Splackawhat? Splackawho?

OH HAI I MADES UP A WERD LULz
Welcome, welcome, everyone! March 1st, as promised! I’m so excited!! I didn’t know what song/video/genre to start with, and then I figured it’d make sense to start with the song that gave me the name for this entire project.
‘Splackavellie,’ if you’re not familiar with it, is a song by a guy named Pressha. It appeared on both his album Don’t Get it Twisted as well as on The Player’s Club Soundtrack in 1998. I chose to name this blog after this song because it’s pretty much a good, solid epitome of ridiculous 90s R&B. For starters… what the fuck is a “splackavellie??” It sounds like some made up mob family name. Or like a word some dumb kid who always wanted to start his own slang made up. Has anyone ever used this phrase in everyday conversation, exluding referencing or making fun of this song (“Hey, girl, what’chu doin tonight? You wanna go see “Ace Ventura” at the movies?” “Naw, girl, I’m hangin’ with my splackavellie tonight.”) Did splackavellies exist before 1997? Is this somethin Pressha made up himself?? Honest questions here.
I was always a word nerd, even as a kid; I was fascinated by language and how certain words and phrases travelled from coast to coast and around the world and always wanted to create the next cool saying. I went through several catch phrases, none of which worked (the one I stuck with the longest was ‘meatloaf,’ which I would say with my hand on my hip and eyes rolling in response to something absurd). I say all this to say that I’m pretty sure that that’s what happened with this ‘splackavellie’ business. This dude thought he was gonna come in and change the vernacular game. Sorry, guys. Nobody’s runnin’ around sayin’ “meatloaf” when faced with ridiculousness. And they ain’t callin’ nobody a splackavellie, either.

ICH BIN EIN SPLACKAVELLIE*

I don’t know how I missed this.
??! you never heard this song??!
You should really put the link to the video earlier in the post so people can get a good look/listen at this tomfoolery while they read your post!

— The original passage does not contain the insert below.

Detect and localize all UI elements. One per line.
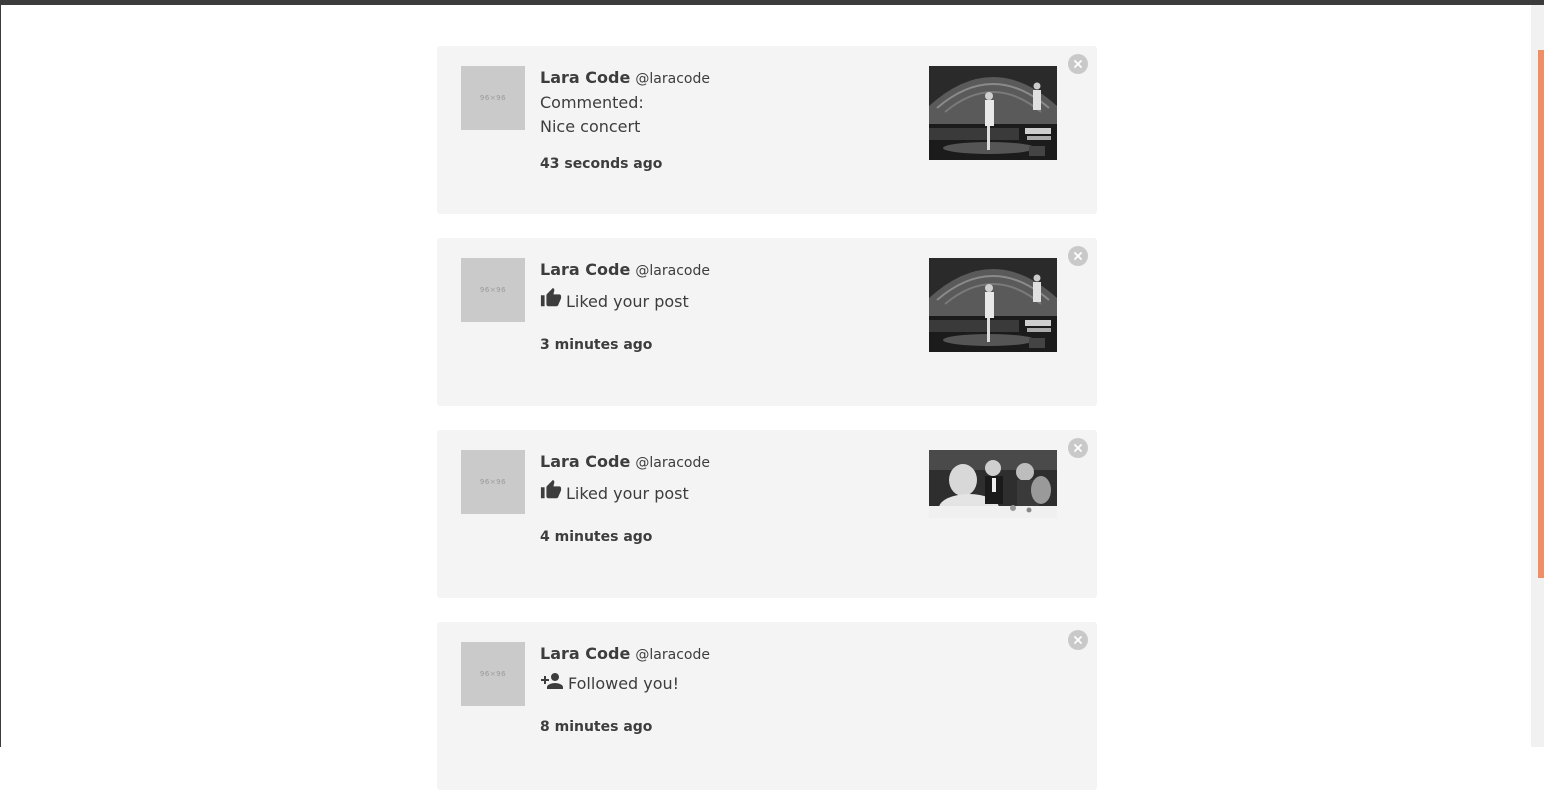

LOL.
I actually have the Players Club Soundtrack and never knew this song was on it! Never got past “We Be Clubbin’”! ROFL.
LMAO @ Mari Morrow in the video.
Hilarious!
lol omg ‘we be clubbin’ was my SONG! i was singin that in the shower just yesterday lol
Your blogs give me life. And I’m totally with you on the attempts to popularize new words. Ummm, I still do that. But like the brunette in Mean Girls, my friends always shut me down. sigh.. Meatloaf!
i think we should make ‘meatloaf’ the official expression of ridiculousness at SC. it prolly still wldnt catch on lol
Ms. Brokey,
“Meatloaf”???!!! LOL. I had more fun with that than the song!
But as soon as I read meatloaf, I couldn’t get the image of the real Meat Loaf outta my head, aka Pillsbury Doughboy does Punk. Ya know, the guy that did the “Bat Out of Hell” trilogy and was in Rocky Horror Picture Show (along with other stuff).
OK. I got to go “get jiggy with it”. MEATLOAF! (Right arm raised in a salute to you. Hey, it ain’t February no more).
(PS. Did Ms. Kim Malone ask about me yet?)
LMAO this blog is everything I ever dreamed and then some. Kudos, Brokey!
The funfact about it being banned in Austria totally gave me life.
YASSSS…
Oh and I’m still trying to get phrases going. I swear I’ve gotten a handful going but I can’t prove it because, you know, you never know who overhears you in a mall or something and runs with it.
That WAAAAAAAASSSSUP thing Budweiser had? I so started it.
Anyone down for bringing “bout it, bout it,” back, with me? Lemme know.
Anyway, I’m about to go watch this video because I REMEMBER sanging this song and loving it. Please and thanks — the spelling is the BEST part.
Come to think of it, how the hell did he even decide what letter to use? Eh.
So I finally watched the video and all I can say is…wow. I get the concept, I totally follow it, but I’m completely puzzled by the choice of descriptive term. Splackavellie? Who was sitting the studio high like ‘yooooo, you know what we should call this song? splackavellie. that’d be HOT son…’
As for the actual plot,
***SPOILER ALERT***
I loved Shemar Moore as the undercover paid escort/hero of the story. Who DOESN’T wanna fall for the man that her cheating husband paid to seduce her? Oh hilarity, your name is Pressha.
This blog is definitely FTW!!! I forgot ALL about this horrible song, and only after seeing the video did I remember clowning the HELL out of the singer as well as Mari Marrow’s stiff as a door acting.